• Meet Viking Polaris

    22 juillet 2023, États Unis ⋅ ☁️ 77 °F

    She feels brand new, yet for those of us who have been on dozens of Viking voyages she feels like home. The Viking Polaris is more beautiful than any ship I have ever seen, and more functional. A great deal of thought went into the design of this craft. At every turn one sees references to explorers and the lands they found. This ship was designed to carry passengers to Antarctica. From its specially designed bow to the “Hangar” in her stern, she is made for exploration. The hangar deck borrows an idea developed by the U. S. Marine Corps at New River. Zodiacs and Special Ops boats take on passengers in a dry hangar and then the vessels slide gently into the water. Polaris is authorized by NOAA, Scripps Oceanographic Institute, Cambridge University and a host of other institutions to conduct regular scientific studies in the water on which she cruises. In short, in addition to being a home for 300 passengers, she is a floating scientific laboratory. Tonight after providing a feast offering just about any culinary delight one could want, she sailed out of Duluth Harbor and into Lake Superior. She performs admirably here, though one can tell that her true home is the southern polar terra incognita. Glenda says Viking has taken the best of their river longships and the best of their ocean cruisers, jacked them up a notch and produced this class of expedition ships.

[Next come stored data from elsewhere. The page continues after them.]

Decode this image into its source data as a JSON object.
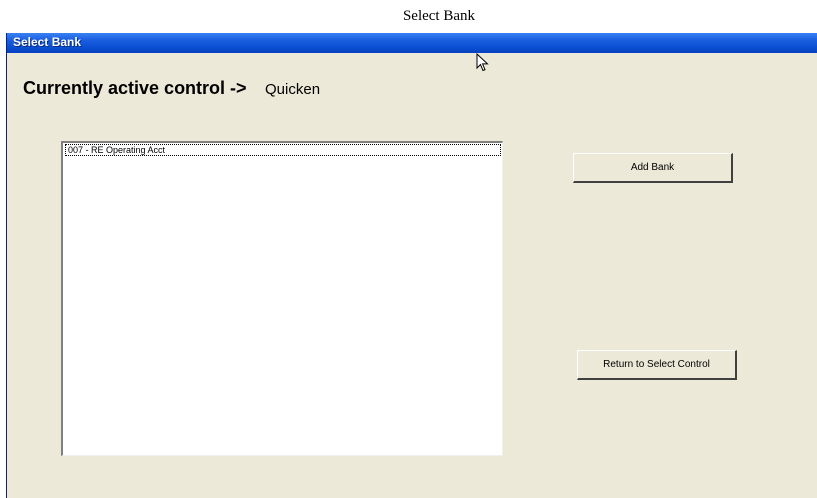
{
  "page": {
    "caption": "Select Bank"
  },
  "window": {
    "title": "Select Bank"
  },
  "active_control": {
    "label": "Currently active control ->",
    "value": "Quicken"
  },
  "bank_list": {
    "items": [
      {
        "label": "007 - RE Operating Acct",
        "selected": true
      }
    ]
  },
  "buttons": {
    "add_bank": "Add Bank",
    "return_to_select_control": "Return to Select Control"
  },
  "icons": {
    "cursor": "mouse-pointer-icon"
  },
  "colors": {
    "window_bg": "#ece9d8",
    "titlebar_blue": "#0a4fd3",
    "list_bg": "#ffffff"
  }
}
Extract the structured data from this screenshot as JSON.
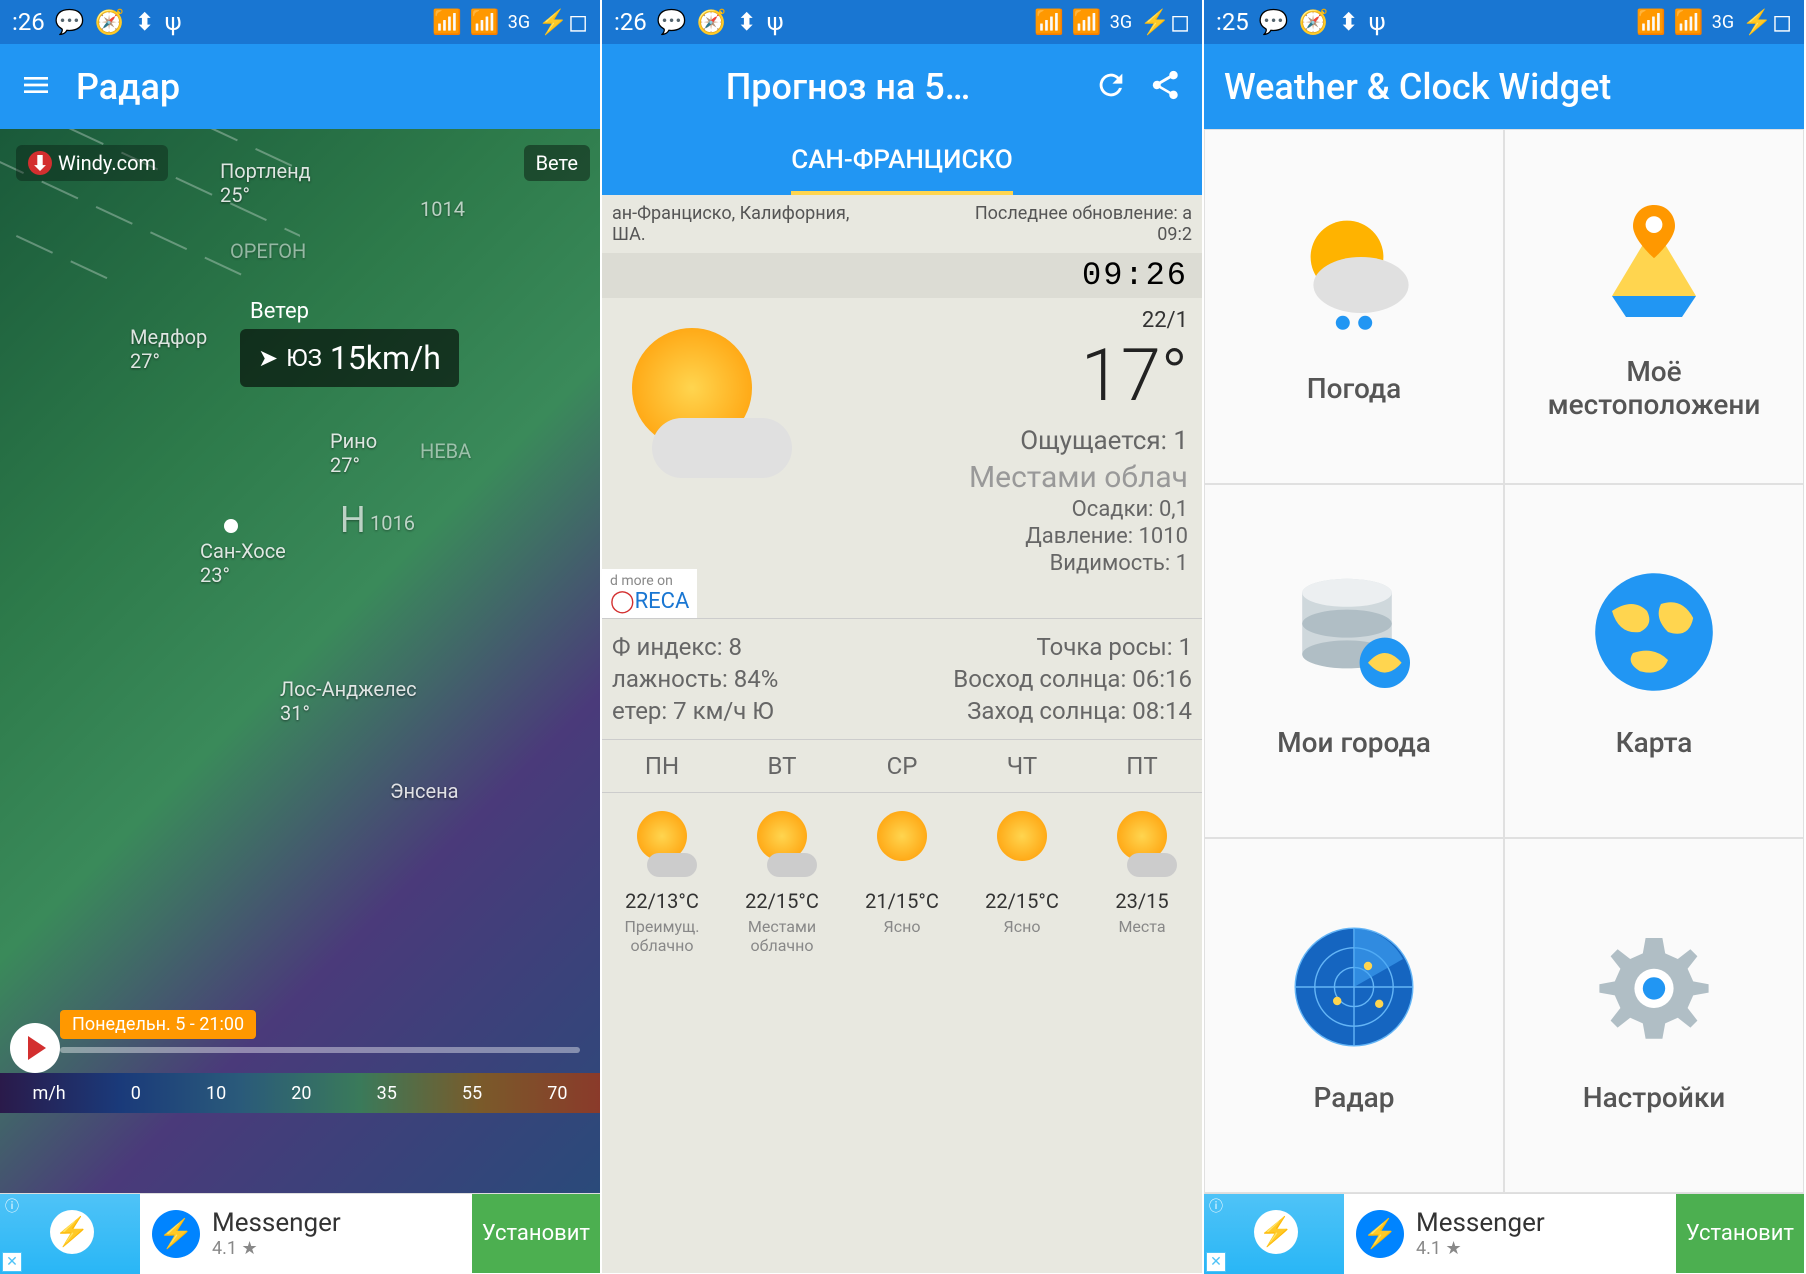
{
  "status": {
    "time1": ":26",
    "time2": ":26",
    "time3": ":25",
    "signal": "3G"
  },
  "screen1": {
    "title": "Радар",
    "windy": "Windy.com",
    "labels": {
      "portland": "Портленд",
      "portland_t": "25°",
      "oregon": "ОРЕГОН",
      "medford": "Медфор",
      "medford_t": "27°",
      "reno": "Рино",
      "reno_t": "27°",
      "nevada": "НЕВА",
      "sanjose": "Сан-Хосе",
      "sanjose_t": "23°",
      "la": "Лос-Анджелес",
      "la_t": "31°",
      "ensenada": "Энсена",
      "wind": "Ветер",
      "wind_btn": "Вете",
      "pressure": "1014",
      "pressure2": "1016",
      "h": "H"
    },
    "wind_dir": "ЮЗ",
    "wind_speed": "15km/h",
    "timeline": "Понедельн. 5 - 21:00",
    "scale": {
      "unit": "m/h",
      "v0": "0",
      "v1": "10",
      "v2": "20",
      "v3": "35",
      "v4": "55",
      "v5": "70"
    }
  },
  "screen2": {
    "title": "Прогноз на 5…",
    "tab": "САН-ФРАНЦИСКО",
    "location": "ан-Франциско, Калифорния,\nША.",
    "updated": "Последнее обновление: а\n09:2",
    "time": "09:26",
    "date": "22/1",
    "temp": "17°",
    "feels": "Ощущается: 1",
    "condition": "Местами облач",
    "precip": "Осадки: 0,1",
    "pressure": "Давление: 1010",
    "visibility": "Видимость: 1",
    "read_more": "d more on",
    "foreca": "RECA",
    "uv": "Ф индекс: 8",
    "humidity": "лажность: 84%",
    "wind": "етер: 7 км/ч Ю",
    "dewpoint": "Точка росы: 1",
    "sunrise": "Восход солнца: 06:16",
    "sunset": "Заход солнца: 08:14",
    "days": [
      "ПН",
      "ВТ",
      "СР",
      "ЧТ",
      "ПТ"
    ],
    "forecast": [
      {
        "temp": "22/13°C",
        "cond": "Преимущ. облачно"
      },
      {
        "temp": "22/15°C",
        "cond": "Местами облачно"
      },
      {
        "temp": "21/15°C",
        "cond": "Ясно"
      },
      {
        "temp": "22/15°C",
        "cond": "Ясно"
      },
      {
        "temp": "23/15",
        "cond": "Места"
      }
    ]
  },
  "screen3": {
    "title": "Weather & Clock Widget",
    "items": [
      {
        "label": "Погода"
      },
      {
        "label": "Моё местоположени"
      },
      {
        "label": "Мои города"
      },
      {
        "label": "Карта"
      },
      {
        "label": "Радар"
      },
      {
        "label": "Настройки"
      }
    ]
  },
  "ad": {
    "title": "Messenger",
    "rating": "4.1 ★",
    "install": "Установит"
  }
}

    Duluth itself is rather remarkable. This industrial city of only 80,000 inhabitants is home to a symphony orchestra, a professional ballet company, and two opera companies. Its gritty mills grind the Durham wheat produced in this region, ship it to Italy, whose cooks swear that their good “Italian” Durham wheat makes the best pasta in the world. Duluth has temperatures in the 80’s today, even though last winter the city had over 130 inches of snow, and nighttime temperatures regularly below zero. Tonight there was a rock concert in the park with an audience of thousands of T-shirt clad residents who strung out along the quay to greet Polaris as we began our voyage to Thunder Bay.

    With so many pictures of explorers like Neil Armstrong, Roald Amundsen, Robert Falcon Scott and Ernest Shackleton on the walls; with their names and discoveries written in shiny brass embedded in the tiles under our feet; one cannot help expecting that great discoveries await us who fill her luxurious staterooms.